Trainees more frequently felt that the AA allowed a demonstration of their competence in clinical audit, whereas the dominant view of assessors was to neither agree nor disagree. The predominant themes emerging from the comments provided by participants were supportive of the educational impact of the tool and its role in encouraging feedback. Many assessors and trainees felt that the AA was useful and effective, and that they appreciated the opportunity to either give or receive feedback.
Teaching observation
There was strong support from observers and trainees for the educational impact of the TO and its role in encouraging valued feedback, identifying learning points for future practice, helping to shape the structure of the session, encouraging reflective practice on the trainee's performance and boosting confidence. The mean and median times spent observing teaching, along with comments from participants, suggest that it would be more feasible to expect assessors to undertake observations if these were teaching sessions that would normally be observed.
Patient survey
The PS reliability compares similarly to other published studies of using patient ratings in the assessment of doctors.8–12 This pilot demonstrated a striking leniency from patient raters, such that the PS has little discriminatory use and hence has diminished validity in its current format. Possible explanations for patient leniency are: self-selection for the study biasing the cohort towards high-performing trainees; only satisfied patients responding; patients holding doctors, in general, in high regard; doctors changing behaviour during PS; doctors handing out forms only after good interaction or to selected patients.
Trainees appreciated the feedback resulting from the PS. However, supervisors indicated that it did not provide information about the trainee that was not already apparent. The feasibility of the PS can also be questioned. Almost half the trainees (46%) did not manage to achieve the 16 ratings that the calculations demonstrate are required for acceptable reliability. For this pilot the transcription and collation of individual forms was carried out centrally at the RCP. This was time-consuming and difficult and unlikely to be a practical long-term option.
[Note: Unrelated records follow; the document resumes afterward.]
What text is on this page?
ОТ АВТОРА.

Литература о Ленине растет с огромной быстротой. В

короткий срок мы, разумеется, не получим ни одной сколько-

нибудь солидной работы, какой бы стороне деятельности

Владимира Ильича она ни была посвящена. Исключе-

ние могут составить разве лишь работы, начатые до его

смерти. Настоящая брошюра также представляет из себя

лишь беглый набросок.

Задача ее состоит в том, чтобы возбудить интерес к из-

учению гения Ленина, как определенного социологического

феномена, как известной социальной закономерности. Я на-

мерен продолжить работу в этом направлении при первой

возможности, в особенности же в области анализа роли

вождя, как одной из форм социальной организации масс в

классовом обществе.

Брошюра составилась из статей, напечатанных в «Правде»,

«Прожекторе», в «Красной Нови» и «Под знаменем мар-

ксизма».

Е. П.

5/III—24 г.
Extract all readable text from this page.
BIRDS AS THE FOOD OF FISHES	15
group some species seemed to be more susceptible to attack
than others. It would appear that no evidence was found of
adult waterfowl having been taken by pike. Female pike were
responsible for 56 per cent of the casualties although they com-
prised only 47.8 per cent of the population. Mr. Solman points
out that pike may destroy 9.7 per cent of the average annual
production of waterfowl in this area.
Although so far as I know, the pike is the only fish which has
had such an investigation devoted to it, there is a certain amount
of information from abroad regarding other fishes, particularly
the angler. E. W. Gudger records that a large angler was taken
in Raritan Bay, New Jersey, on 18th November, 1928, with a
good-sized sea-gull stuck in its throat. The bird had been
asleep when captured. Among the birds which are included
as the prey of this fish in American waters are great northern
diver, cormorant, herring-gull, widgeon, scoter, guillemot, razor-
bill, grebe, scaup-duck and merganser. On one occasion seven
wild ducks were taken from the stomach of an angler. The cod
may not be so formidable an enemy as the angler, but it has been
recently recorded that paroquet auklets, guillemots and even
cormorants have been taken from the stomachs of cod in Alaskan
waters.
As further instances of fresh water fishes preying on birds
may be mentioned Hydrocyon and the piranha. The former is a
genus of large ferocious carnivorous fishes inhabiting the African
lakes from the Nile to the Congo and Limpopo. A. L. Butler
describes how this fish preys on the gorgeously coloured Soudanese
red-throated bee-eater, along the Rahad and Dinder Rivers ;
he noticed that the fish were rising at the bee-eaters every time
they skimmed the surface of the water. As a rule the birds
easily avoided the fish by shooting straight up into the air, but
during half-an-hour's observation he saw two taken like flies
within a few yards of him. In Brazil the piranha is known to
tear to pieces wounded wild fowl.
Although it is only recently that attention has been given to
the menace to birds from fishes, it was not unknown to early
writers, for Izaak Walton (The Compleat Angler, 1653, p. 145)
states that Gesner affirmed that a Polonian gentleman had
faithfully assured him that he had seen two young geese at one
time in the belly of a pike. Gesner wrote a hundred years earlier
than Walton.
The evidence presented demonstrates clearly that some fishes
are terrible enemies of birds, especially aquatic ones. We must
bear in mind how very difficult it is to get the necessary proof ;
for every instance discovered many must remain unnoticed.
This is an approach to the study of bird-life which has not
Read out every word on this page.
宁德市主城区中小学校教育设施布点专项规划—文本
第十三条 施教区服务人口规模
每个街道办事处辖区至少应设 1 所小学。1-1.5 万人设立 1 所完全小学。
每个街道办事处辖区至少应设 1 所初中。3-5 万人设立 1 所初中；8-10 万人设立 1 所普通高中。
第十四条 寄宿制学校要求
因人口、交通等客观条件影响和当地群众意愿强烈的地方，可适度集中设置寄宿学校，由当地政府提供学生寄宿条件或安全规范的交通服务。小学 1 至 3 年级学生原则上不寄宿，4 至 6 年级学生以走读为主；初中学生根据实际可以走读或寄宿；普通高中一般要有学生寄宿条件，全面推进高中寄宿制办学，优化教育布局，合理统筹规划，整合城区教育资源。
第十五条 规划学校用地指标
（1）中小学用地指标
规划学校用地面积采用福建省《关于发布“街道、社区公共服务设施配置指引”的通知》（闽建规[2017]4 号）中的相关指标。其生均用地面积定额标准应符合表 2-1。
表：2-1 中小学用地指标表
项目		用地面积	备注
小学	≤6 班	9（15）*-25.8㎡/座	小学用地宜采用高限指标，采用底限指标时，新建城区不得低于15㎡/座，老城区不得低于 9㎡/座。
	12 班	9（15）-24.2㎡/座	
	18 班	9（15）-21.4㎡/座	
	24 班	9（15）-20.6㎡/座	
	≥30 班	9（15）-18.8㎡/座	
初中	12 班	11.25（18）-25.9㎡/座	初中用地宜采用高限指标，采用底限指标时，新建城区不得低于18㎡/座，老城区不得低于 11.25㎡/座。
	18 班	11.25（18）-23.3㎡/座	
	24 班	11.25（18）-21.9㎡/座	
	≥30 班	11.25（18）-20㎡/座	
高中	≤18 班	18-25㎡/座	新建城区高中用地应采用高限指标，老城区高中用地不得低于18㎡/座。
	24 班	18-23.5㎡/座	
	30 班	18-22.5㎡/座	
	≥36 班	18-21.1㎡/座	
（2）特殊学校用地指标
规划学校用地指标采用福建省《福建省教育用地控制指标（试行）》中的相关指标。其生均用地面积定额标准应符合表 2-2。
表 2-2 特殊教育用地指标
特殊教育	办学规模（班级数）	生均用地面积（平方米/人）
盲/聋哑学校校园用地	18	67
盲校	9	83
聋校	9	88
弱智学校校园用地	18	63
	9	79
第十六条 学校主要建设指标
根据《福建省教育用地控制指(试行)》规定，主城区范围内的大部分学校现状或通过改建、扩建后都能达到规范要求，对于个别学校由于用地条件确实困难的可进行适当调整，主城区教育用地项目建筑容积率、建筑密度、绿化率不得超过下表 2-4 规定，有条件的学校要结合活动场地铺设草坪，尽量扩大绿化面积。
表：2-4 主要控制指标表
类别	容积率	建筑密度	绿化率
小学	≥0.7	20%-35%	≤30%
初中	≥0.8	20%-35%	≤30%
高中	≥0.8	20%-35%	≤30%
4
Concerns were expressed from participants about the ability of trainees to influence the outcome of PS by selection of patients or by changing behaviour when being assessed. There are further complications for trainees working largely outside clinic-based settings. There is a climate for patient involvement in the assessment of trainee doctors but further work into developing a more feasible approach needs to be undertaken.13,14
Summary
This study has shown very positive educational impact and good opportunities for feedback for all of the formative WPBAs investigated. The study also indicates that the methods are valid, feasible and cost effective, though there are practical problems with PS. Some evidence for reliability exists but more analysis of larger data sets is needed. Overall, the utility of these methods is strong enough to recommend their use in training. For ACAT, CbD and AA assessors appeared to be generous with ratings – the great majority of trainees being rated as performing above or well above expectations. The addition of the anchor statement on the ACAT form produced a striking improvement to reliability, and appeared to encourage more realistic ratings. A substantial study of the reliability of WPBAs when the ratings are made using an absolute scale with anchor statements is currently being undertaken, to establish whether the reliability improvement for the ACAT's new rating scale is reproduced.